His death, yet another betrayal: Her seeing it. How could he let the rope take him and leave her in that pain? So, his body thrashed and fought, as if drawing life from her. The life she was carrying inside her. He wanted it to be done, but he wanted her more. That was the last thought he remembered before he slept, the oxygen leaving his brain. The next memory he had was waking up in a bare cell on a thin mattress, mason blocks for walls and a small high window letting in the only light.

How he had survived the hanging, whether he was still in Iran, and if not, who had gotten him out and helped him heal, all a mystery to him for months. Months of crews of people working on him, getting his mind back. Finally giving him the time and space he needed to address the trauma, the demons that had taken up residence in his mind more than a decade ago, when he first went to war and was taken hostage. The counselors at this place, whomever they were, worked on pushing all the pain out and away, making it all distant. As if it had all happened to someone else. Hypnosis, meds, talk therapy, they'd used every tool in their arsenal to bring a damaged and defeated mind back to the possibilities of living.

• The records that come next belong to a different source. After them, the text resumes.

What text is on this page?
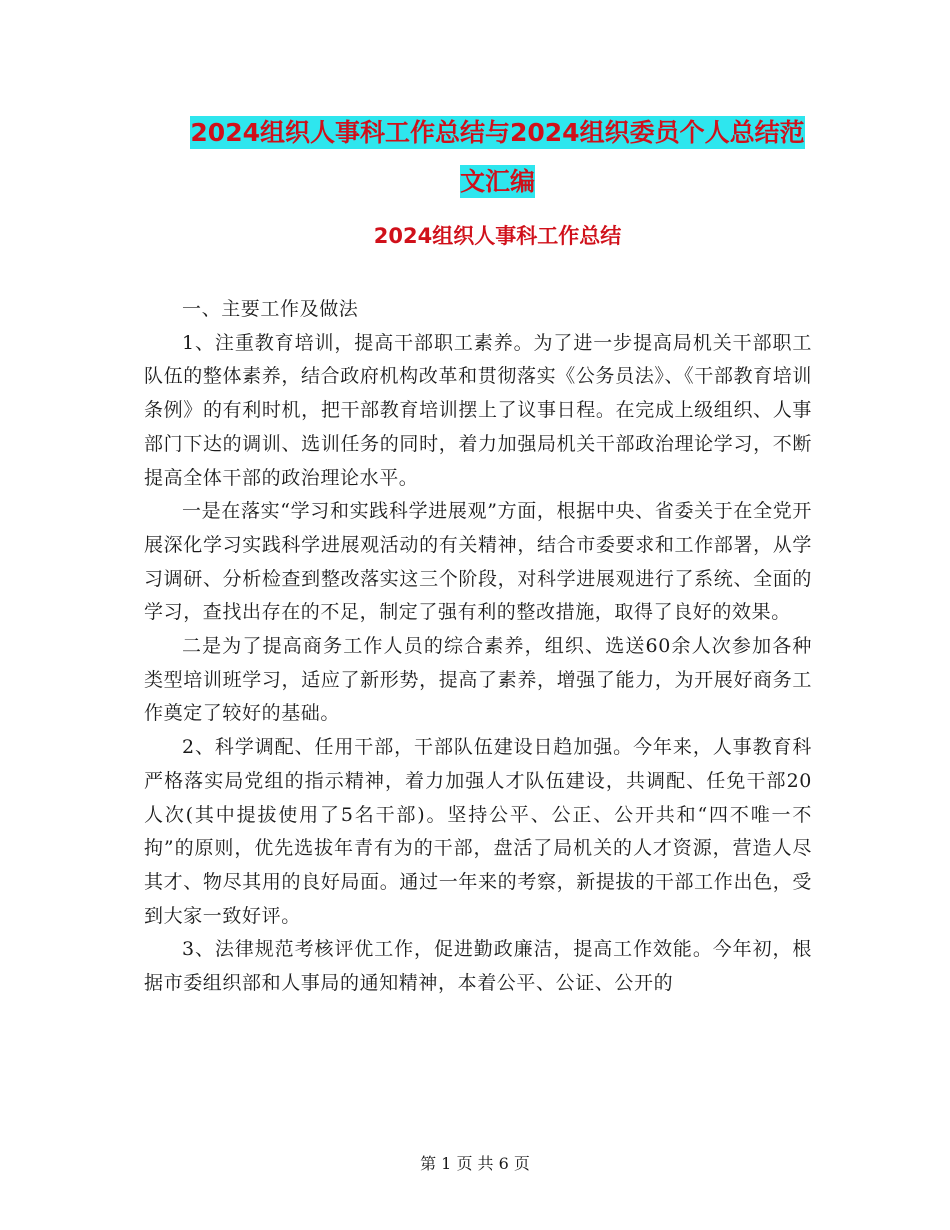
2024组织人事科工作总结与2024组织委员个人总结范
文汇编
2024组织人事科工作总结

一、主要工作及做法

1、注重教育培训，提高干部职工素养。为了进一步提高局机关干部职工队伍的整体素养，结合政府机构改革和贯彻落实《公务员法》、《干部教育培训条例》的有利时机，把干部教育培训摆上了议事日程。在完成上级组织、人事部门下达的调训、选训任务的同时，着力加强局机关干部政治理论学习，不断提高全体干部的政治理论水平。

一是在落实“学习和实践科学进展观”方面，根据中央、省委关于在全党开展深化学习实践科学进展观活动的有关精神，结合市委要求和工作部署，从学习调研、分析检查到整改落实这三个阶段，对科学进展观进行了系统、全面的学习，查找出存在的不足，制定了强有利的整改措施，取得了良好的效果。

二是为了提高商务工作人员的综合素养，组织、选送60余人次参加各种类型培训班学习，适应了新形势，提高了素养，增强了能力，为开展好商务工作奠定了较好的基础。

2、科学调配、任用干部，干部队伍建设日趋加强。今年来，人事教育科严格落实局党组的指示精神，着力加强人才队伍建设，共调配、任免干部20人次(其中提拔使用了5名干部)。坚持公平、公正、公开共和“四不唯一不拘”的原则，优先选拔年青有为的干部，盘活了局机关的人才资源，营造人尽其才、物尽其用的良好局面。通过一年来的考察，新提拔的干部工作出色，受到大家一致好评。

3、法律规范考核评优工作，促进勤政廉洁，提高工作效能。今年初，根据市委组织部和人事局的通知精神，本着公平、公证、公开的

第 1 页 共 6 页
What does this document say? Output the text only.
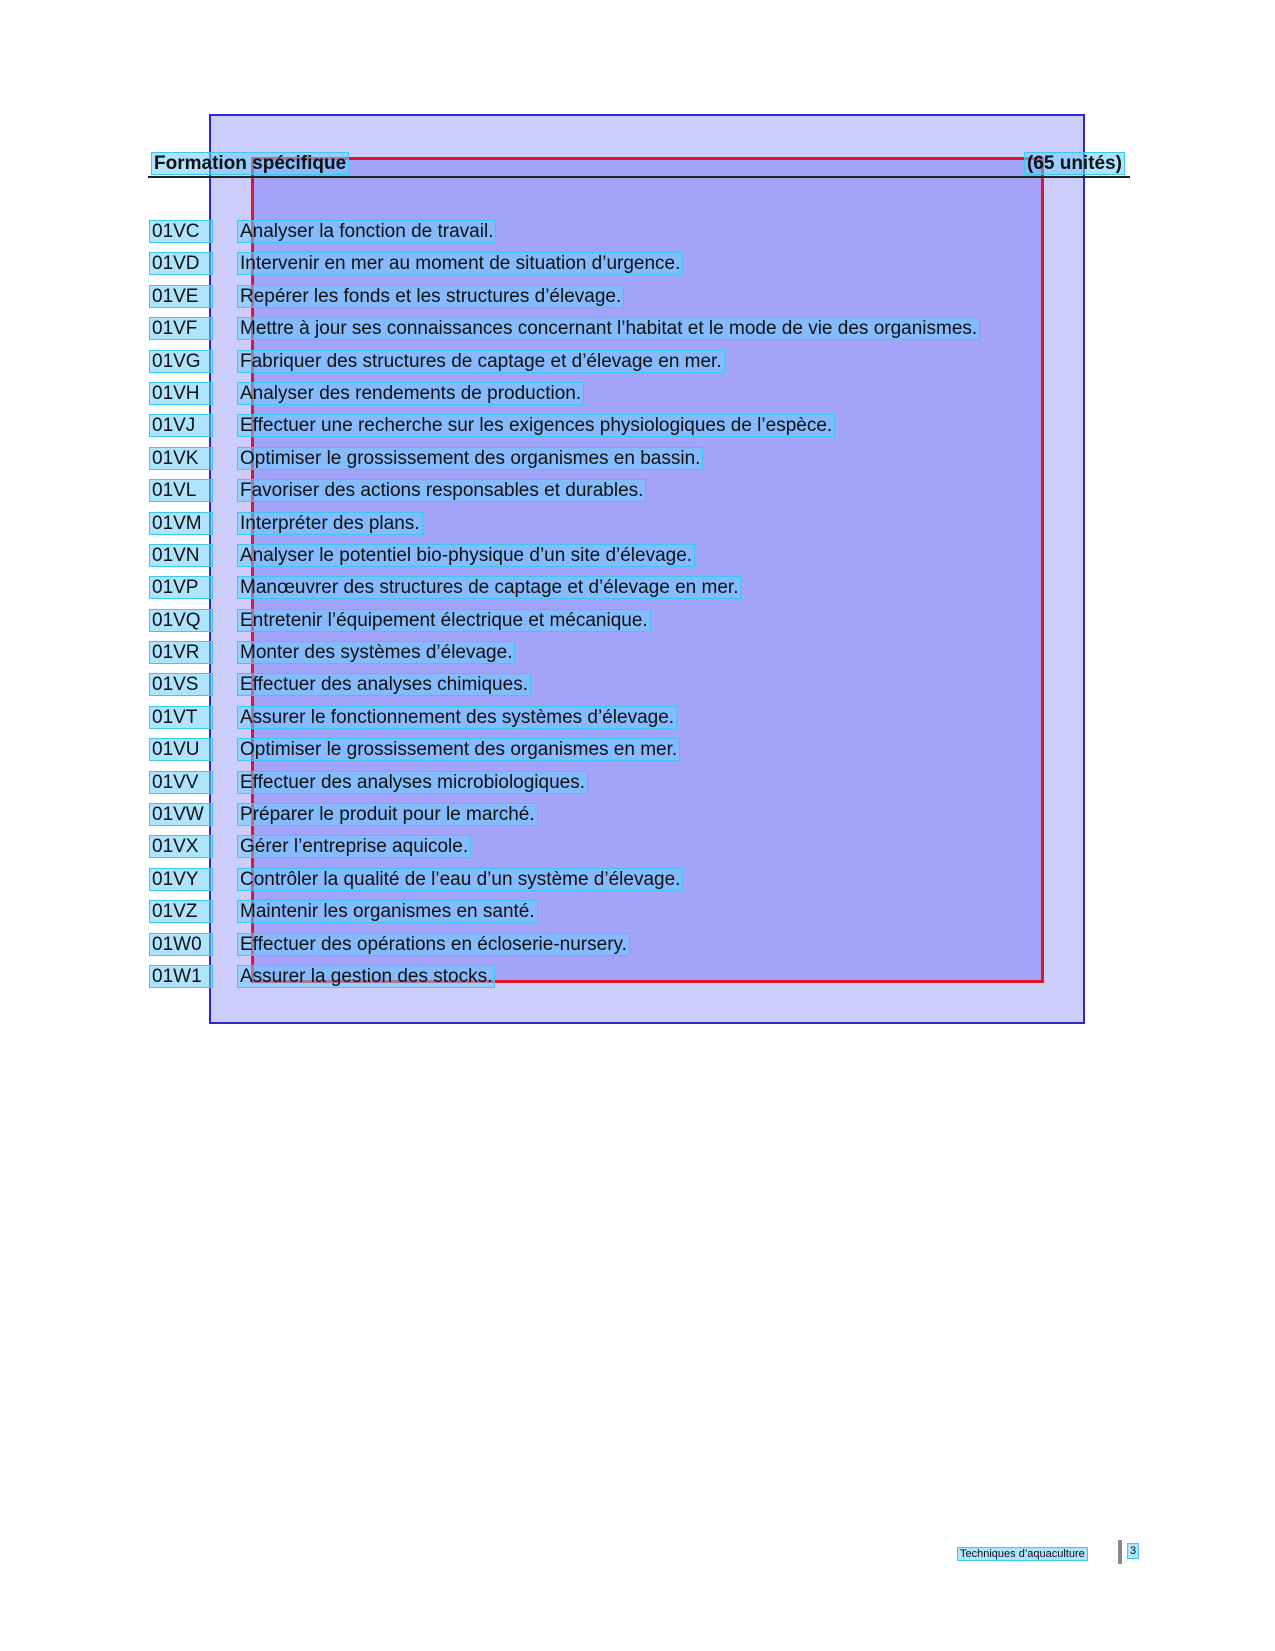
Formation spécifique	(65 unités)
01VC	Analyser la fonction de travail.
01VD	Intervenir en mer au moment de situation d’urgence.
01VE	Repérer les fonds et les structures d’élevage.
01VF	Mettre à jour ses connaissances concernant l’habitat et le mode de vie des organismes.
01VG	Fabriquer des structures de captage et d’élevage en mer.
01VH	Analyser des rendements de production.
01VJ	Effectuer une recherche sur les exigences physiologiques de l’espèce.
01VK	Optimiser le grossissement des organismes en bassin.
01VL	Favoriser des actions responsables et durables.
01VM	Interpréter des plans.
01VN	Analyser le potentiel bio-physique d’un site d’élevage.
01VP	Manœuvrer des structures de captage et d’élevage en mer.
01VQ	Entretenir l’équipement électrique et mécanique.
01VR	Monter des systèmes d’élevage.
01VS	Effectuer des analyses chimiques.
01VT	Assurer le fonctionnement des systèmes d’élevage.
01VU	Optimiser le grossissement des organismes en mer.
01VV	Effectuer des analyses microbiologiques.
01VW	Préparer le produit pour le marché.
01VX	Gérer l’entreprise aquicole.
01VY	Contrôler la qualité de l’eau d’un système d’élevage.
01VZ	Maintenir les organismes en santé.
01W0	Effectuer des opérations en écloserie-nursery.
01W1	Assurer la gestion des stocks.
Techniques d’aquaculture	3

The counselors would periodically share small details about where he was and who they were just for the purpose of maintaining his trust, keeping him open and talking. Eventually, Brody realized that all he learned from them had come from a script they had been given to follow. It didn't matter, because he was free. A new man: cured.

"There's a man who walks beside me, he is who I used to be." Where was that song from? Sounded like something he'd heard in a dream. "I wonder if she sees him and confuses him with me."

Who he used to be was a distant memory, coming up like bile every now and then, but mostly far away. He forgot nothing from those far away days, but, by some miracle, his mind had been rewired. He was now resolute in building something new. His own new car smell. That is, if not for the nights alone in his room. Because it was when the world was dark and he was alone that he remembered the weight of her arm over his back as they lay spooned together. And her hand on his face, the curve of her thumb lining up cell to cell with the curve of his jaw. Her hair and his fingers tangled up in it, cupping her head as he drew her close. The memories of her breath and skin were maddening, but, thankfully, sleep descended soon enough, providing him a respite for one more day.